Manuel disparó al falso techo, desconchándolo considerablemente en su superficie de pladur. Luego el atraco se desarrolló como suelen desarrollarse los atracos. Manuel recogió el dinero existente en cajones y dispensadores automáticos, sin esperar a que la caja con apertura retardada le ofreciera su contenido. Y con la bolsa del supermercado en una mano y la escopeta en la otra salió a la calle y caminó hasta que alcanzó su vehículo para continuar con su plan. Callejeando, visitó primero a Lorenzo y a Pascual, a los que abonó los jornales atrasados incrementados con una generosa propina, a modo de indemnización. Pasó después por el taller de López, para abonar la factura de reparación del tractor. A Emiliano lo pilló en las afueras del pueblo, junto al cementerio, por donde acostumbraba a pasear a diario, y le devolvió los dos mil euros que tan amablemente aceptó prestarle en lo peor de la tormenta.
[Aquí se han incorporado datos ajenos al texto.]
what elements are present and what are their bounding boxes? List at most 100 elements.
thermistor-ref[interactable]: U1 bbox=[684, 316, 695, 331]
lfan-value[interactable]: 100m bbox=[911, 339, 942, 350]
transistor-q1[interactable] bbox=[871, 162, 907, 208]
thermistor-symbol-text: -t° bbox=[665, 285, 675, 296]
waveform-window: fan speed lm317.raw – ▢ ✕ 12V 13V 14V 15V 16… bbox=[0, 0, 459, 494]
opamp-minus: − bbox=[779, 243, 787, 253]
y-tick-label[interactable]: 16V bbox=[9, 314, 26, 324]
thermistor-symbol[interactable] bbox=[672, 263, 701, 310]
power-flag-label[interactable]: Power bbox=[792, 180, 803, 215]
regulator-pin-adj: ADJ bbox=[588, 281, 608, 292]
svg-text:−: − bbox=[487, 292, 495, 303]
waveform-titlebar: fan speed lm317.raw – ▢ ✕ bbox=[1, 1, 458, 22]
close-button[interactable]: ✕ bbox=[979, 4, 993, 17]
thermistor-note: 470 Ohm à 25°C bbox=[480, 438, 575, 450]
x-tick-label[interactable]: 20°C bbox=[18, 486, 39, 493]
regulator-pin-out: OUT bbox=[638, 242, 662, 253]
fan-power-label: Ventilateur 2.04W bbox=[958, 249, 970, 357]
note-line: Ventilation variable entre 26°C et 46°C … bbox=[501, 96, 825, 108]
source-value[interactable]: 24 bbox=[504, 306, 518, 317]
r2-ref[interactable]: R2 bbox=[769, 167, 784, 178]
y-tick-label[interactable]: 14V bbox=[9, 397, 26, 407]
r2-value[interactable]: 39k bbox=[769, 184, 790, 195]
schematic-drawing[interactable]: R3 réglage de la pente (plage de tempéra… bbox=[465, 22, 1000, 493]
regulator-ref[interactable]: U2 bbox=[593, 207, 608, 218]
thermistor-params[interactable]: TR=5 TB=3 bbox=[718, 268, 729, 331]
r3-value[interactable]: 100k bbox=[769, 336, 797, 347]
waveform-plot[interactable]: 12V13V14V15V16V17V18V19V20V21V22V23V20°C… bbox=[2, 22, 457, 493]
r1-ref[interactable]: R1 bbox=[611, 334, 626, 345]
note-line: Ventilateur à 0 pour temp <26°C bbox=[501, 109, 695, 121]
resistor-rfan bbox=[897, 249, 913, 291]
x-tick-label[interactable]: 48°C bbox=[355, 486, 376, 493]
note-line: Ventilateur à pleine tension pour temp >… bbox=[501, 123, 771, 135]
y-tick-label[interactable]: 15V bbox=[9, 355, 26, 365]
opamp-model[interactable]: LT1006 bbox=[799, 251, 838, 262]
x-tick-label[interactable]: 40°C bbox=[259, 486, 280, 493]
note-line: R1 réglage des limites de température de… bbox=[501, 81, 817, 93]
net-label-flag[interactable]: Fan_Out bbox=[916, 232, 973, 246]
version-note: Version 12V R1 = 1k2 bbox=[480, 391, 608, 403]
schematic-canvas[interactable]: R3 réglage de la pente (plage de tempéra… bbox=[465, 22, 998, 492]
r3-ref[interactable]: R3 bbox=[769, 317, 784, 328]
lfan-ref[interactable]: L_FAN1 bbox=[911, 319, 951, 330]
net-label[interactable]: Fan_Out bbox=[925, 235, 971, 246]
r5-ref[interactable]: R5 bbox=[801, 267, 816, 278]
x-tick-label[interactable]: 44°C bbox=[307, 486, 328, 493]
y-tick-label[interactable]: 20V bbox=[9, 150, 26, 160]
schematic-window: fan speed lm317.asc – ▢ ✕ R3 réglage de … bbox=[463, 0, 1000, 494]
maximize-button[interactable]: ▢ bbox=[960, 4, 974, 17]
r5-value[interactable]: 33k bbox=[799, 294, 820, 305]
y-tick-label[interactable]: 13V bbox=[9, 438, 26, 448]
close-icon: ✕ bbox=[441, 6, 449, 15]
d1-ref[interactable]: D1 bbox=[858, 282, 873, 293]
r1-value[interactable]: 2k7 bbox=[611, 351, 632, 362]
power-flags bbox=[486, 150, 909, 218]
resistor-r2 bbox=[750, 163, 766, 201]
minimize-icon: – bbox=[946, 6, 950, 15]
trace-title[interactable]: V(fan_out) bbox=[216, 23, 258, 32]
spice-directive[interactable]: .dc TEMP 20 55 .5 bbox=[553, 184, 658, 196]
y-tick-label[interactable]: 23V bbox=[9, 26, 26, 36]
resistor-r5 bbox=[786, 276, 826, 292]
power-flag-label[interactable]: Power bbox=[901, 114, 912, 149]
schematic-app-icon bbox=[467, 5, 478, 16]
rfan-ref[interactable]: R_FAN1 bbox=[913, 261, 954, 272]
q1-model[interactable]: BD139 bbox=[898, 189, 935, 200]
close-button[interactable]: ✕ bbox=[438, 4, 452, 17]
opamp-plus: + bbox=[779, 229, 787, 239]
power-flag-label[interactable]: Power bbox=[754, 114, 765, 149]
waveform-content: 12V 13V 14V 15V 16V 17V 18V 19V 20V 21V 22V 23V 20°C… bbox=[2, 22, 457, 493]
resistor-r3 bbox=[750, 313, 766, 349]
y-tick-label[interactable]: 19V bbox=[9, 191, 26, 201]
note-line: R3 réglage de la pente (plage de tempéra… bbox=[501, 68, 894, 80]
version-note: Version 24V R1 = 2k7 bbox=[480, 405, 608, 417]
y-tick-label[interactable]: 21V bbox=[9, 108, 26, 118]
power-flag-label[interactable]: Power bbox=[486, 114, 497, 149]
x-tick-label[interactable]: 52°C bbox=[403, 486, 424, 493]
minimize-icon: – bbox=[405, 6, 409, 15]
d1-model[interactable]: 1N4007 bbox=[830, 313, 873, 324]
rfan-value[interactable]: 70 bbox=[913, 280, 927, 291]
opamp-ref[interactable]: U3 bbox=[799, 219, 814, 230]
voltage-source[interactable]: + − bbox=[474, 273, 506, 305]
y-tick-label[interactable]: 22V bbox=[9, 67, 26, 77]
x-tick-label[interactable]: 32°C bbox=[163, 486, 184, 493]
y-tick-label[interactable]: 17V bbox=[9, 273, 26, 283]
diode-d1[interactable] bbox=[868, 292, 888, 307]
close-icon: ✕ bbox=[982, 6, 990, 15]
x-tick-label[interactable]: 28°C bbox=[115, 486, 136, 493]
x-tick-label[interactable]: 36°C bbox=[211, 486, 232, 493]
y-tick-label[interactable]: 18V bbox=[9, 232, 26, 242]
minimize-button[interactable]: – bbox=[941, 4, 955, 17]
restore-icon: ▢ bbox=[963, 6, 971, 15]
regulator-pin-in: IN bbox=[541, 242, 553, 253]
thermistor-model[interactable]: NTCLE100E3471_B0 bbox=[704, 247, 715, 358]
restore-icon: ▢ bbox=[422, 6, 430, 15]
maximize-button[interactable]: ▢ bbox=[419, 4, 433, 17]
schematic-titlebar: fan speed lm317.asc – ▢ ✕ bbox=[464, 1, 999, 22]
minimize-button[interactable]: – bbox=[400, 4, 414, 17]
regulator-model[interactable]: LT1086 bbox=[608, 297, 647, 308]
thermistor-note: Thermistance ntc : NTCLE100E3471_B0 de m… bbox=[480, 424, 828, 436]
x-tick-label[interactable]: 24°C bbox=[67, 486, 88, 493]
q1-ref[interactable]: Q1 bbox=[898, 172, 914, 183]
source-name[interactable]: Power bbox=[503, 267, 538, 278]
Aprovechando que se detuvo en el cementerio, Manuel pensó que su Paqui se alegraría de su visita. Se acercó hasta su tumba, cogió las flores de la tumba de al lado, frescas y lozanas, se santiguó y se las puso al amor de su vida.
−Ya está hecho, Paqui. Estoy en paz.
Oyó las sirenas a lo lejos, sin duda la Guardia Civil estaba siguiendo su rastro por el pueblo y no tardaría en encontrarlo. Se puso de nuevo en marcha y se dirigió a su olivar a toda prisa. En él habría de terminarse la historia de su mala suerte.
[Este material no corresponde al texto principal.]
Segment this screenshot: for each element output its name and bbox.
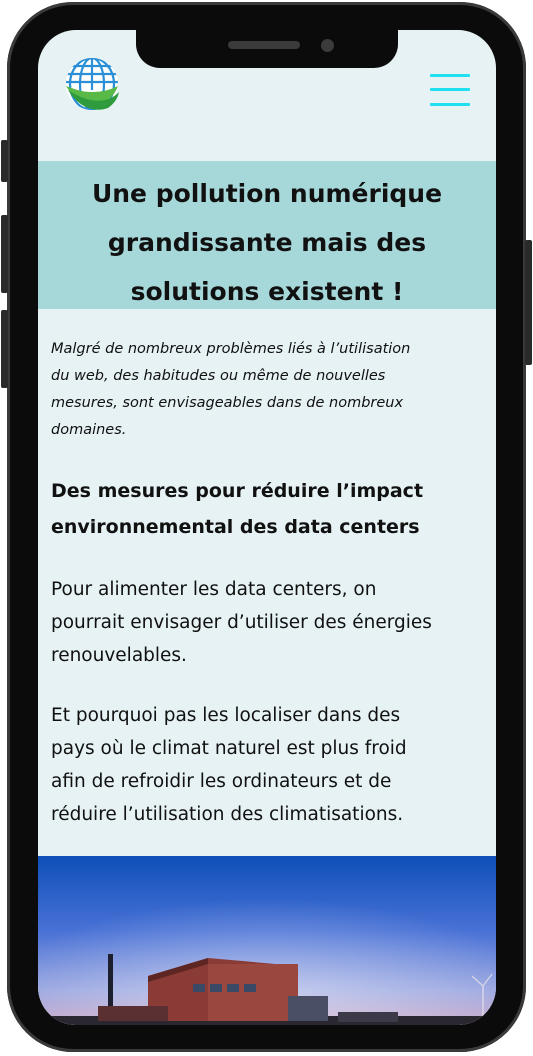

Aparcó antes de la cadena que cerraba el carril de acceso y anduvo sereno entre aquellos árboles a los que, en su mayoría, había visto crecer y envejecer a su par. El viento, repentino e inusual, le hizo mirar al cielo y sonreír. Las nubes se habían adueñado del paisaje, oscureciéndolo. Nubes negras, nubes de agua. Manuel se sentó en la tierra reseca de duros terrones y apoyó la espalda contra el tronco torcido de un olivo tan cansado como él.
El sargento Perales y la guardia Antúnez escucharon la detonación nada más bajarse del vehículo policial, temiéndose lo peor.